Nations Unies

CCPR/C/133/D/2899/2016

Pacte international relatif aux droits civils et politiques

Distr. générale

13 janvier 2022

Français

Original : anglais

Comité des droits de l’homme

Constatations adoptées par le Comité au titre de l’article 5 (par. 4) du Protocole facultatif, concernant la communication no 2899/2016 * , **

Communication présentée par:

Elena Lutskovich (représentée par un conseil, Leonid Sudalenko)

Victime(s) présumée(s):

L’auteure

État partie:

Bélarus

Date de la communication:

1er juin 2016 (date de la lettre initiale)

Références:

Décision prise en application de l’article 92 du règlement intérieur du Comité, communiquée à l’État partie le 15 décembre 2016 (non publiée sous forme de document)

Date des constatations:

19 octobre 2021

Objet :

Imposition d’une amende administrative à l’auteure au motif qu’elle tenait une pancarte

Question(s) de procédure:

Épuisement des recours internes

Question(s) de fond:

Liberté d’expression

Article(s) du Pacte:

2 (par. 2 et 3) et 19

Article(s) du Protocole facultatif:

2 et 5 (par. 2 b))

1.L’auteure de la communication est Elena Lutskovich, de nationalité bélarussienne, née en 1981. Elle affirme que l’État partie a violé les droits qu’elle tient des articles 2 (par. 2 et 3) et 19 du Pacte.
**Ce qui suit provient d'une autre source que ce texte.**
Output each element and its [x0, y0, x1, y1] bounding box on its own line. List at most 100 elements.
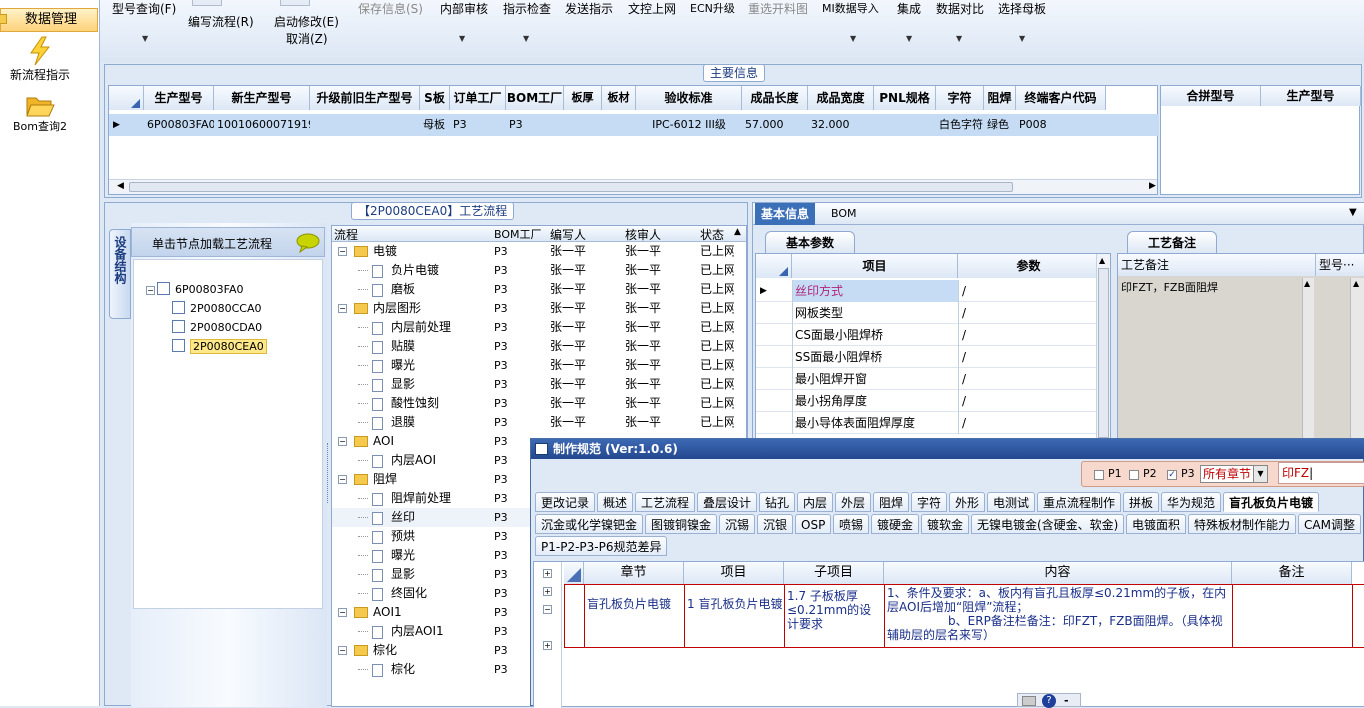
spec-tab[interactable]: OSP — [795, 514, 832, 534]
collapse-icon[interactable]: − — [338, 646, 347, 655]
collapse-icon[interactable]: − — [338, 304, 347, 313]
printer-icon[interactable] — [1022, 696, 1036, 706]
spec-tab[interactable]: 沉金或化学镍钯金 — [535, 514, 644, 534]
spec-tab[interactable]: P1-P2-P3-P6规范差异 — [535, 536, 668, 556]
horizontal-scrollbar[interactable]: ◀ ▶ — [109, 179, 1157, 194]
flow-row[interactable]: 退膜 P3 张一平 张一平 已上网 — [332, 413, 746, 432]
integrate-button[interactable]: 集成 — [897, 0, 921, 17]
spec-tab[interactable]: 拼板 — [1123, 492, 1160, 512]
params-row[interactable]: 最小导体表面阻焊厚度 / — [756, 412, 1096, 434]
chapter-select[interactable]: 所有章节 ▼ — [1200, 465, 1268, 483]
spec-grid-row[interactable]: 盲孔板负片电镀 1 盲孔板负片电镀 1.7 子板板厚≤0.21mm的设计要求 1… — [564, 584, 1364, 648]
scrollbar-thumb[interactable] — [1098, 268, 1109, 438]
main-info-col-header[interactable]: 板材 — [602, 86, 636, 110]
spec-tab[interactable]: 沉锡 — [719, 514, 756, 534]
nav-data-management[interactable]: 数据管理 — [0, 8, 98, 32]
p3-checkbox[interactable]: ✓ — [1167, 470, 1177, 480]
flow-row[interactable]: 内层前处理 P3 张一平 张一平 已上网 — [332, 318, 746, 337]
collapse-icon[interactable]: − — [338, 247, 347, 256]
spec-tab[interactable]: 更改记录 — [535, 492, 596, 512]
flow-row[interactable]: 显影 P3 张一平 张一平 已上网 — [332, 375, 746, 394]
data-compare-button[interactable]: 数据对比 — [936, 0, 984, 17]
tree-root-node[interactable]: − 6P00803FA0 — [146, 280, 243, 298]
chevron-down-icon[interactable]: ▼ — [1253, 466, 1267, 482]
side-tab-device-structure[interactable]: 设备结构 — [109, 229, 131, 319]
params-row[interactable]: ▶ 丝印方式 / — [756, 280, 1096, 302]
scroll-up-icon[interactable]: ▲ — [734, 227, 741, 237]
spec-tab[interactable]: 华为规范 — [1161, 492, 1222, 512]
spec-tab[interactable]: 盲孔板负片电镀 — [1223, 492, 1320, 512]
main-info-col-header[interactable]: 生产型号 — [144, 86, 214, 110]
tree-child-node-selected[interactable]: 2P0080CEA0 — [172, 337, 267, 355]
minimize-icon[interactable]: - — [1064, 694, 1069, 707]
start-modify-button[interactable]: 启动修改(E) — [274, 13, 339, 30]
spec-tab[interactable]: 概述 — [597, 492, 634, 512]
scroll-up-icon[interactable]: ▲ — [1353, 279, 1359, 288]
spec-tab[interactable]: 电镀面积 — [1126, 514, 1187, 534]
params-row[interactable]: 网板类型 / — [756, 302, 1096, 324]
collapse-icon[interactable]: − — [338, 608, 347, 617]
main-info-col-header[interactable]: 板厚 — [564, 86, 602, 110]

Le Protocole facultatif est entré en vigueur pour le Bélarus le 30 décembre 1992. L’auteure est représentée par un conseil.

Rappel des faits présentés par l’auteure

2.1Le 30 octobre 2015, l’auteure a tenu seule un piquet dans la rue des socialistes de la ville d’Oktyabrsky, dans la région de Gomel (Bélarus). Elle tenait une banderole portant l’inscription suivante : « J’ai la preuve que les résultats des élections ont été falsifiés », en référence à l’élection présidentielle tenue le 11 octobre 2015. Des policiers l’ont arrêtée et ont dressé un procès-verbal d’infraction administrative sur le fondement de l’article 23.34 (1) du Code des infractions administratives pour non-respect de la procédure régissant l’organisation et la tenue de manifestations de masse. Ils ont noté que l’auteure n’avait pas demandé d’autorisation aux autorités exécutives de la ville pour la tenue de son piquet, elle-même affirmant qu’elle exprimait sa propre opinion et n’organisait pas une manifestation de masse.

2.2Le 4 novembre 2015, le tribunal du district d’Oktyabrsky de la région de Gomel a déclaré l’auteure coupable d’infraction à l’article 23.34 (1) du Code des infractions administratives et l’a condamnée au paiement d’une amende de 2 700 000 roubles bélarussiens. À une date non précisée, l’auteure a fait appel devant le tribunal régional de Gomel. Dans son acte d’appel, elle a contesté les conclusions de la juridiction inférieure. Elle a dit avoir agi dans le cadre des dispositions de la Constitution bélarussienne et n’avoir jamais participé à une « manifestation de masse », comme l’avait prétendu la juridiction inférieure.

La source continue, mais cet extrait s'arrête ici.